Deltacron

Started by zoony, January 10, 2022, 12:16:19 AM

« previous - next »

zoony

Guess what.. The next variant has appeared.. In Cyprus. No reason why it shouldn't.

"Form a straight line from the door and bare your right arm to the shoulder. STAND STILL!!

Alex

I read tonight that this isn't a new variant, but some kind of contamination. I hope that's the case.

zoony

It really doesn't matter.. at all. (Queen reference) Given past performance a few pop-up experts will say different things and life will go on. imo.

klondike

I'll post here what I put on "the other place" late yesterday but probably hasn't appeared in public yet. It was an answer to a post from Raven declaring covid as the variant king. It has at least one typo. Correcting them and giving the mod more annoyance will amuse me but I'll try to correct them here first. Amazingly it was live. I can't correct the typo either as it was actually posted too long ago.


Actually it isn't, all the Covid variants involve a handful of changes to the spike protein while flu. Well check this out...

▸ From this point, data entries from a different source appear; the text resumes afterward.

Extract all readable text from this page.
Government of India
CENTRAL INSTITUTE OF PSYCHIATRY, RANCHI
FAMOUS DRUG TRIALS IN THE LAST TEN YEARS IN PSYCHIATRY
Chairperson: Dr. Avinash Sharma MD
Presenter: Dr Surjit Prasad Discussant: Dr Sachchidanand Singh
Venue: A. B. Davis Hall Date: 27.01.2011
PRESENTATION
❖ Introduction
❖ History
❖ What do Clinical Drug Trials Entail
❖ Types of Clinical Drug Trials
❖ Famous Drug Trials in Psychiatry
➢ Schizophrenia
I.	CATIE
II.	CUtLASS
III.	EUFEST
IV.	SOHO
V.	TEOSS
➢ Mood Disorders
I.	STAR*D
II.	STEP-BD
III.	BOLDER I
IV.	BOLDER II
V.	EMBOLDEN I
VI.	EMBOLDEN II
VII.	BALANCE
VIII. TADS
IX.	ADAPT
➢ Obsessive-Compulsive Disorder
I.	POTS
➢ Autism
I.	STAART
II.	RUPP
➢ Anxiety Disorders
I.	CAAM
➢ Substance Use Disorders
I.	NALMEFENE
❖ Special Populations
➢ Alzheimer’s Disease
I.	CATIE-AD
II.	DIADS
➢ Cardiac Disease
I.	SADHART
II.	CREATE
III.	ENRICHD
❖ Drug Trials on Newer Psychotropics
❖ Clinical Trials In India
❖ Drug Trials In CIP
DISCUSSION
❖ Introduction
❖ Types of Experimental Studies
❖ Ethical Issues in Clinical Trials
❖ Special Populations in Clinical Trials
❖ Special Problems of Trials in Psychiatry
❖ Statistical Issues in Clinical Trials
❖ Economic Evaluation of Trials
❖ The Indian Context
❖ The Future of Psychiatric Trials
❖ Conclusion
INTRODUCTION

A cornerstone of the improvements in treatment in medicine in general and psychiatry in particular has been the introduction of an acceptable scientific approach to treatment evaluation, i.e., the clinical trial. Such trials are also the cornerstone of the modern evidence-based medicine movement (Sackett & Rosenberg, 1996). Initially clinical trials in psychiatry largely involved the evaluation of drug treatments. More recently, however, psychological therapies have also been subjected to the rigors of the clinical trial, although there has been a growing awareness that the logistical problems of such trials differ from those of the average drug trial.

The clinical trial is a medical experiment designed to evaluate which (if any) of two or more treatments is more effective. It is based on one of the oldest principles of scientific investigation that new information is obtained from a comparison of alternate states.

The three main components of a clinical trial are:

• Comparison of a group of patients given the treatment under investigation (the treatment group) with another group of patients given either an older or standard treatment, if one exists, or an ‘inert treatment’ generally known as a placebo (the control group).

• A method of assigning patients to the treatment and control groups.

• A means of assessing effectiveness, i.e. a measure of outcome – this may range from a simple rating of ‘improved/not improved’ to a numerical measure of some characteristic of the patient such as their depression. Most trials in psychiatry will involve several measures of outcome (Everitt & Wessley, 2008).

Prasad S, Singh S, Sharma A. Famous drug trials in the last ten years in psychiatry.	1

Influenza A viruses are divided into subtypes based on two proteins on the surface of the virus: hemagglutinin (H) and neuraminidase (N). There are 18 different hemagglutinin subtypes and 11 different neuraminidase subtypes (H1 through H18 and N1 through N11, respectively). While more than 130 influenza A subtype combinations have been identified in nature, primarily from wild birds, there are potentially many more influenza A subtype combinations given the propensity for virus "reassortment."


https://www.cdc.gov/flu/about/viruses/types.htm

There are so many variants of the flu virus that the annual jab has to include something to match each of the common ones in circulation that year. They need a crystal ball to get it right too as the correct mix has to be guessed way in advance as the flu vaccine takes a while to produce in quantity.

The current Covid vaccines give pretty much the same and rather limited lifetime protection against all the covid variants to date although that will doubtless change.